Reluctantly, he pulled himself away from the view and went to help Samarkar chivy the mules forward. So many feet had worn the incline that you could see the dished places. As each person had leaned into any given depression to use it as a step, they had worn it deeper. Temur climbed them as if they were steps, and used them to slow his descent on spray-slick stone on the opposite side.
Hrahima waited with Bansh on the far side, flanked by four spear-armed guards in red and two in the same black coats and jade collars Tsering and Samarkar affected. These were men, though, and they wore long knives at their belts in addition to whatever wizarding weapons Temur could not see.
Samarkar’s coat won them past the wizards. The red-coated men, however, were chilly until she shouted her name above the rumble that shook the stones on which they stood. Then frost melted to an excess of deference bordering on obsequiousness.
The mules were likely to prove more intransigent. But Temur was familiar with the minds of mules, and it did not take him long to bribe and cajole them into moving. Their unshod hooves echoed on the stone span as he and Samarkar led them forward. He leaned in to shout into her ear.
“Who built this?”
“Wizards.” There was no mistaking the pride in the set of her shoulders.
He offered a mule another bit of leathery fruit to keep it moving, and watched Samarkar’s straight back as she walked ahead. Wizards.
He thought about bones bleaching in an empty city. He thought about Edene. He thought about Qori Buqa, and he pressed one fist to his belly over a sudden, painful knot of emotion. He wanted revenge. Revenge for Edene, if she was dead—and no matter how he pretended to himself that she wasn’t, some part of him knew it for a pretense.
Revenge. Wizards could help him get it.
* * *
Tsering did not meet them at the Citadel’s northern gates, and the wizards at the Wreaking would or could tell Samarkar nothing of the results of her message—though she thought the extra bodies on the battlements an unsubtle hint. Someone else did, though. Anil, the wizard who had kissed her at the celebration of finding her powers, waited just within.
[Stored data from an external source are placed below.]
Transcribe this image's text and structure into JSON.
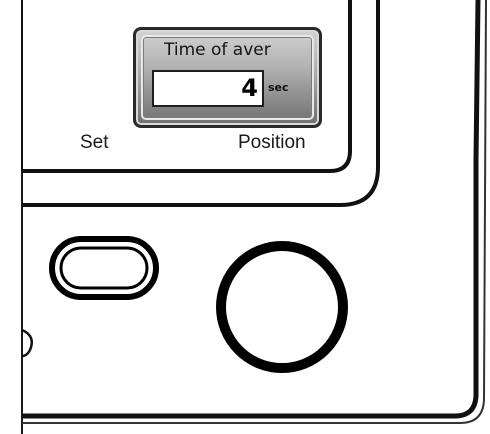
{
  "display": {
    "title": "Time of aver",
    "value": "4",
    "unit": "sec"
  },
  "softkeys": {
    "left_label": "Set",
    "right_label": "Position"
  },
  "icons": {
    "oval_button": "oval-button-icon",
    "round_button": "round-button-icon"
  }
}
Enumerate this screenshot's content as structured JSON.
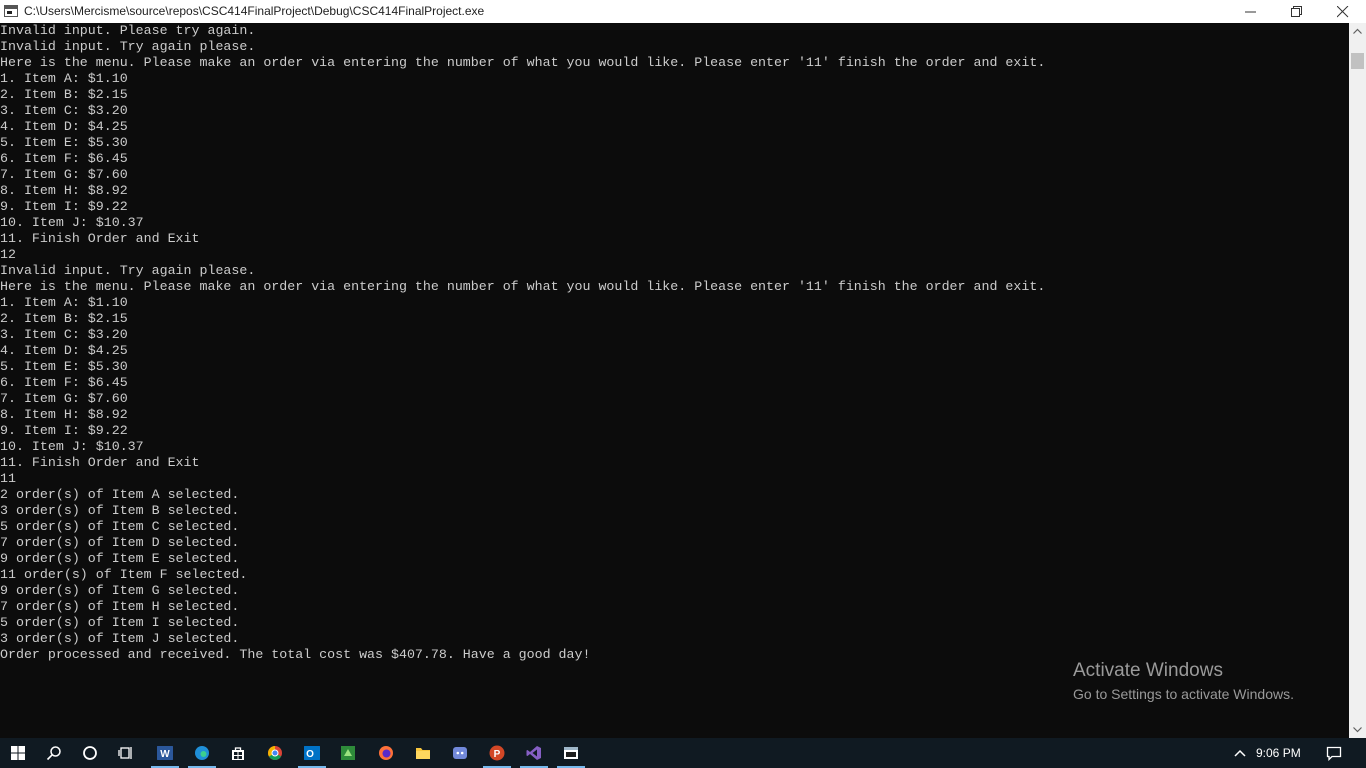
{
  "window": {
    "title": "C:\\Users\\Mercisme\\source\\repos\\CSC414FinalProject\\Debug\\CSC414FinalProject.exe"
  },
  "console": {
    "lines": [
      "Invalid input. Please try again.",
      "Invalid input. Try again please.",
      "Here is the menu. Please make an order via entering the number of what you would like. Please enter '11' finish the order and exit.",
      "1. Item A: $1.10",
      "2. Item B: $2.15",
      "3. Item C: $3.20",
      "4. Item D: $4.25",
      "5. Item E: $5.30",
      "6. Item F: $6.45",
      "7. Item G: $7.60",
      "8. Item H: $8.92",
      "9. Item I: $9.22",
      "10. Item J: $10.37",
      "11. Finish Order and Exit",
      "12",
      "Invalid input. Try again please.",
      "Here is the menu. Please make an order via entering the number of what you would like. Please enter '11' finish the order and exit.",
      "1. Item A: $1.10",
      "2. Item B: $2.15",
      "3. Item C: $3.20",
      "4. Item D: $4.25",
      "5. Item E: $5.30",
      "6. Item F: $6.45",
      "7. Item G: $7.60",
      "8. Item H: $8.92",
      "9. Item I: $9.22",
      "10. Item J: $10.37",
      "11. Finish Order and Exit",
      "11",
      "2 order(s) of Item A selected.",
      "3 order(s) of Item B selected.",
      "5 order(s) of Item C selected.",
      "7 order(s) of Item D selected.",
      "9 order(s) of Item E selected.",
      "11 order(s) of Item F selected.",
      "9 order(s) of Item G selected.",
      "7 order(s) of Item H selected.",
      "5 order(s) of Item I selected.",
      "3 order(s) of Item J selected.",
      "Order processed and received. The total cost was $407.78. Have a good day!"
    ]
  },
  "watermark": {
    "title": "Activate Windows",
    "subtitle": "Go to Settings to activate Windows."
  },
  "taskbar": {
    "clock": "9:06 PM"
  },
  "colors": {
    "console_bg": "#0c0c0c",
    "console_text": "#cccccc",
    "taskbar_bg": "#101a22",
    "accent": "#76b9ed"
  }
}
His face was furrowed with concern. He took no notice of Hrahima or Temur, and the first words he said were, “Yongten-la wishes to speak with you.”
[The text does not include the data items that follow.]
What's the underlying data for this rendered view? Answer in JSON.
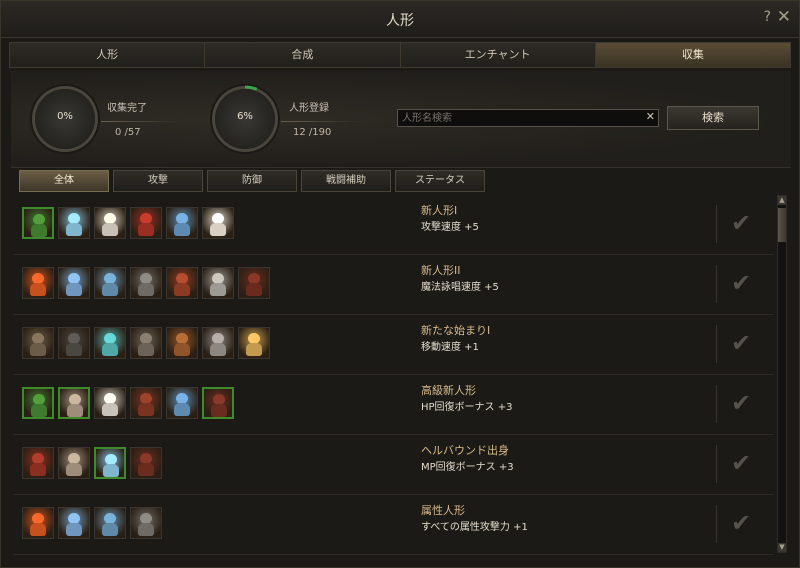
{
  "window": {
    "title": "人形",
    "help_label": "?",
    "close_label": "✕"
  },
  "tabs": [
    {
      "label": "人形"
    },
    {
      "label": "合成"
    },
    {
      "label": "エンチャント"
    },
    {
      "label": "収集",
      "active": true
    }
  ],
  "summary": {
    "complete": {
      "percent": "0%",
      "label": "収集完了",
      "count": "0 /57",
      "progress": 0
    },
    "registered": {
      "percent": "6%",
      "label": "人形登録",
      "count": "12 /190",
      "progress": 0.06
    }
  },
  "search": {
    "placeholder": "人形名検索",
    "value": "",
    "clear_label": "✕",
    "button_label": "検索"
  },
  "filters": [
    {
      "label": "全体",
      "active": true
    },
    {
      "label": "攻撃"
    },
    {
      "label": "防御"
    },
    {
      "label": "戦闘補助"
    },
    {
      "label": "ステータス"
    }
  ],
  "collections": [
    {
      "name": "新人形I",
      "bonus": "攻撃速度 +5",
      "dolls": [
        {
          "icon": "frog-doll",
          "color": "#3f7a2e",
          "owned": true
        },
        {
          "icon": "blue-spirit-doll",
          "color": "#7fb5cf",
          "owned": false
        },
        {
          "icon": "skeleton-doll",
          "color": "#c9c2b4",
          "owned": false
        },
        {
          "icon": "red-demon-doll",
          "color": "#9a2e22",
          "owned": false
        },
        {
          "icon": "ice-spirit-doll",
          "color": "#5d8ab0",
          "owned": false
        },
        {
          "icon": "white-ghost-doll",
          "color": "#d8d1c4",
          "owned": false
        }
      ]
    },
    {
      "name": "新人形II",
      "bonus": "魔法詠唱速度 +5",
      "dolls": [
        {
          "icon": "fire-spirit-doll",
          "color": "#c7501f",
          "owned": false
        },
        {
          "icon": "blue-giant-doll",
          "color": "#6f97bd",
          "owned": false
        },
        {
          "icon": "water-spirit-doll",
          "color": "#5e8aa8",
          "owned": false
        },
        {
          "icon": "golem-doll",
          "color": "#6e6b66",
          "owned": false
        },
        {
          "icon": "fire-beast-doll",
          "color": "#8b3b23",
          "owned": false
        },
        {
          "icon": "silver-knight-doll",
          "color": "#9d9a94",
          "owned": false
        },
        {
          "icon": "dark-lord-doll",
          "color": "#6b2a1e",
          "owned": false
        }
      ]
    },
    {
      "name": "新たな始まりI",
      "bonus": "移動速度 +1",
      "dolls": [
        {
          "icon": "armored-doll",
          "color": "#6a5c48",
          "owned": false
        },
        {
          "icon": "dark-wolf-doll",
          "color": "#4a4743",
          "owned": false
        },
        {
          "icon": "crystal-orb-doll",
          "color": "#4fa7a8",
          "owned": false
        },
        {
          "icon": "armored-knight-doll",
          "color": "#6c6257",
          "owned": false
        },
        {
          "icon": "tiger-doll",
          "color": "#8f5429",
          "owned": false
        },
        {
          "icon": "silver-lady-doll",
          "color": "#8c8781",
          "owned": false
        },
        {
          "icon": "golden-lion-doll",
          "color": "#c39a4e",
          "owned": false
        }
      ]
    },
    {
      "name": "高級新人形",
      "bonus": "HP回復ボーナス +3",
      "dolls": [
        {
          "icon": "frog-doll",
          "color": "#3f7a2e",
          "owned": true
        },
        {
          "icon": "skeleton-doll",
          "color": "#9d8d7a",
          "owned": true
        },
        {
          "icon": "white-ghost-doll",
          "color": "#c9c3ba",
          "owned": false
        },
        {
          "icon": "red-demon-doll",
          "color": "#7a3322",
          "owned": false
        },
        {
          "icon": "ice-spirit-doll",
          "color": "#5d8ab0",
          "owned": false
        },
        {
          "icon": "dark-demon-doll",
          "color": "#6a2c1f",
          "owned": true
        }
      ]
    },
    {
      "name": "ヘルバウンド出身",
      "bonus": "MP回復ボーナス +3",
      "dolls": [
        {
          "icon": "red-demon-doll",
          "color": "#8a2f20",
          "owned": false
        },
        {
          "icon": "skeleton-doll",
          "color": "#9d8d7a",
          "owned": false
        },
        {
          "icon": "blue-spirit-doll",
          "color": "#7fb5cf",
          "owned": true
        },
        {
          "icon": "dark-demon-doll",
          "color": "#6a2c1f",
          "owned": false
        }
      ]
    },
    {
      "name": "属性人形",
      "bonus": "すべての属性攻撃力 +1",
      "dolls": [
        {
          "icon": "fire-spirit-doll",
          "color": "#c7501f",
          "owned": false
        },
        {
          "icon": "blue-giant-doll",
          "color": "#6f97bd",
          "owned": false
        },
        {
          "icon": "water-spirit-doll",
          "color": "#5e8aa8",
          "owned": false
        },
        {
          "icon": "golem-doll",
          "color": "#6e6b66",
          "owned": false
        }
      ]
    }
  ],
  "icons": {
    "check": "checkmark-icon",
    "scroll_up": "scroll-up-arrow-icon",
    "scroll_down": "scroll-down-arrow-icon"
  },
  "colors": {
    "active_tab": "#5a4d36",
    "owned_border": "#3d8b2a",
    "gauge_progress": "#3fa34a",
    "collection_name": "#d6b98a"
  }
}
Samarkar looked to her traveling companions. “I need—”
“We’ll see the animals cared for,” Anil said, “and your friends accommodated. Go, run, Samarkar-la. He awaits.”
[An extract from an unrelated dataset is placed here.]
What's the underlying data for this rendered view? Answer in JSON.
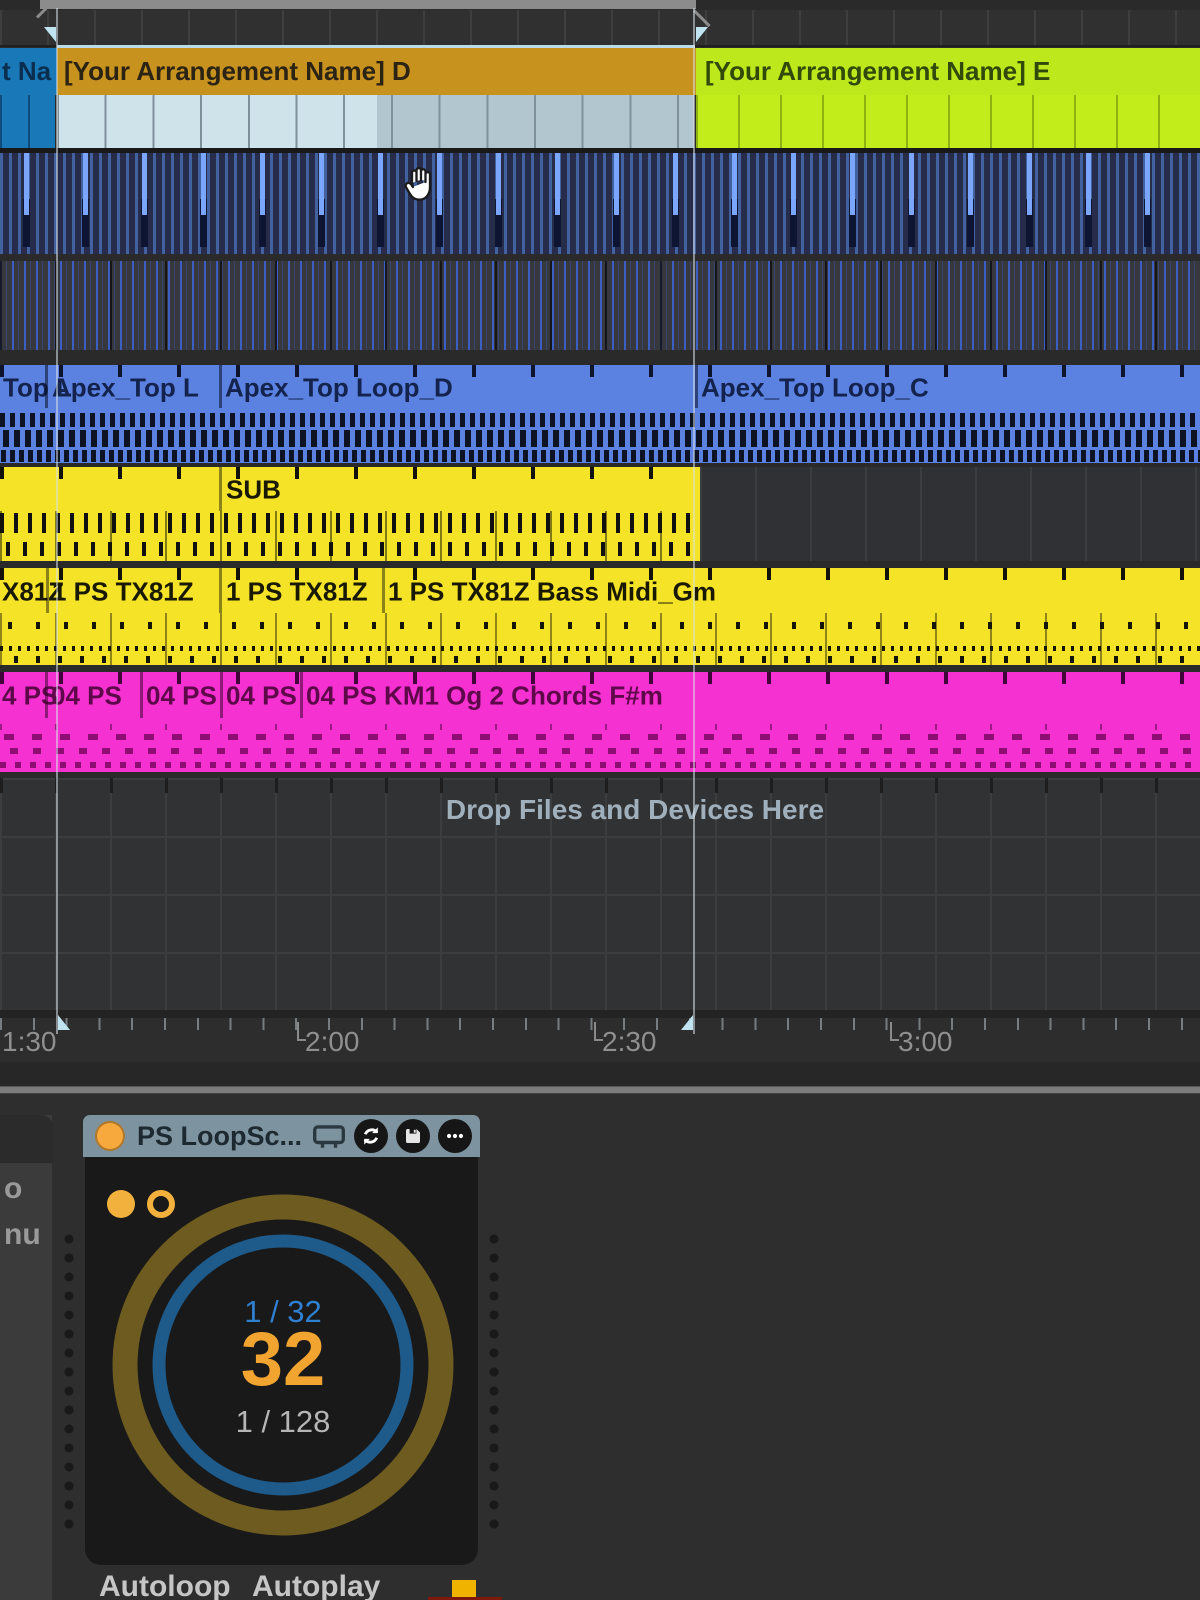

The head of the wizards of the Citadel had never had a particular title or rank. Everyone knew who held the post; everyone knew under whose authority they lived. Once or twice in the history of the order, there had been internecine war, but most often the trouble was finding somebody who was willing to take on the burden of the job. Wizards tended to be more interested in their spells and chemicals than administration.
Samarkar paused long enough to explain to Hrahima and Temur that she was summoned by the master of her order and that they should accept whatever comfort the wizards could offer, then she took off—as Anil had suggested—at a run. The petal hem of her coat fluttered around her legs, fabric filthy and stiff with travel. The boots rubbed new raw places on her feet where the felt wrappings had worn thin.
Within two hundred heartbeats, she stood before the open door of Yongten-la’s chamber. Light and the sound of falling water reached her through the windows. Two wizards and two novices waited in the hall, ready to attend any errand. Samarkar was taking a moment to compose herself when Yongten-la’s voice emerged from within.
“Samarkar-la,” he said. “You have returned. Come inside, and shut the door behind you.”
The words chilled her innards. If he meant to chew her out for some infraction, he would not hesitate to do so in front of witnesses. Which meant he had some news to impart that he did not wish to become public knowledge just yet.
On raw feet, Samarkar stepped forward. She pulled the door closed after.
Yongten-la’s chamber was spare and neat. His private workbenches, topped with slate and granite, lay to Samarkar’s right, and all the equipment on them was clean and orderly. Even the chalk-scrawled notations on the surface of the slate beside the scale were precise enough to read from a distance, despite their economical size. His desk was before her, under the windows, raised on a little platform padded with rugs and cushions in deference to old bones. Yongten-la sat cross-legged behind it, bent over a sand tray from which he appeared to be transcribing notes to a wax tablet. When he was satisfied with them, Samarkar knew, the tablets would go to a scribe, who would transcribe them again, onto paper for binding and preservation in the archive.